What is the BET analysis instrument?
The BET analysis instrument has to do with particle size determination by understanding the adhesion of gas particles and molecules on a solid surface. The name comes from the chemists and physicists who published the BET theory in 1938. The three men were Brunauer, Emmett, and Teller, thus BET. Stephen Brunauer was a scientist who first immigrated to the United States in 1925 from Hungary. Paul Hugh Emmet, an American, was a chemical engineer with a vast spread of scientific contributions throughout the world over the course of his lifetime. Edward Teller, also originally from Hungary before moving the the U.S. in the 1930s, was famously known as the father of the hydrogen bomb.
The BET theory itself addresses the measurement and analysis of any given material’s surface area, determined by the levels of gas that it absorbs.

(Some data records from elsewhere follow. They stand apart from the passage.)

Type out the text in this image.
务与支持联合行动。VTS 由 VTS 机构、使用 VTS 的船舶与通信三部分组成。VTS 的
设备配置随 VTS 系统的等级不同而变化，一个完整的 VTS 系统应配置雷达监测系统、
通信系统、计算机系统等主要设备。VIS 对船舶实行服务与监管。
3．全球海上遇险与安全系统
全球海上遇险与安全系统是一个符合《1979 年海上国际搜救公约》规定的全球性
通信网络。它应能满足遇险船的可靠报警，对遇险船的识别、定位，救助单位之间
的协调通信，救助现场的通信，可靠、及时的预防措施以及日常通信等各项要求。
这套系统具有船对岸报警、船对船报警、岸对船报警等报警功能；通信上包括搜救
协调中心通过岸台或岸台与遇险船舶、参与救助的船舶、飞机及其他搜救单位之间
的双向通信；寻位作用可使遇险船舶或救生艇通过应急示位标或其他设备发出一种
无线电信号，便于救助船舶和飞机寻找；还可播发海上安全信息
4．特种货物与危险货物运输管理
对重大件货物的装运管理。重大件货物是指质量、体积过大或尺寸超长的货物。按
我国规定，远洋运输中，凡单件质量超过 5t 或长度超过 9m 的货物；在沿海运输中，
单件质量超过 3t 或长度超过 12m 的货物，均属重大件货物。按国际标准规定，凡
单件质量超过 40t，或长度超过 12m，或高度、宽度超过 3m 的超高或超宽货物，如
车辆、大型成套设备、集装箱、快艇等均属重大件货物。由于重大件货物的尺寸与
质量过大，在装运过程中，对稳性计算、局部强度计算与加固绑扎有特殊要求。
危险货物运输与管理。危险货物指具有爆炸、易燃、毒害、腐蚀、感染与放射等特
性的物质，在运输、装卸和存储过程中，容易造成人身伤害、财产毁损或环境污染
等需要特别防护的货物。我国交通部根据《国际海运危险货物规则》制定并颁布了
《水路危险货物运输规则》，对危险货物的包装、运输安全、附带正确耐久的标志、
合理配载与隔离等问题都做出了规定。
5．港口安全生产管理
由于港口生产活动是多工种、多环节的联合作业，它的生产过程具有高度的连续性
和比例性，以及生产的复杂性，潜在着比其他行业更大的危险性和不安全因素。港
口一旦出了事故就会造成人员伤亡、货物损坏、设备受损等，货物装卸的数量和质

The intricate science of microscopic measurements
Using the BET theory to calculate a surface area using absorbed gas particles is a type of measurement that likely was not even a consideration when the first weight scale or distance ruler was invented. But now that these worlds have been opened up to us, there have been great strides in being able to make such measurements. There are sieving methods, laser diffraction, dynamic light scattering, and sedimentation. Finding out the accurate particle size is important in several applications, including the determination of performance and quality of emulsions, aerosols, and powders, among other things.
We will continue to make discoveries and developments. The brilliant minds of tomorrow will build upon the ideas that were uncovered and formed by the brilliant minds of today and yesterday. As long as we put significant effort into finding a balance with the world around us, there is no telling what we can discover and create as a species.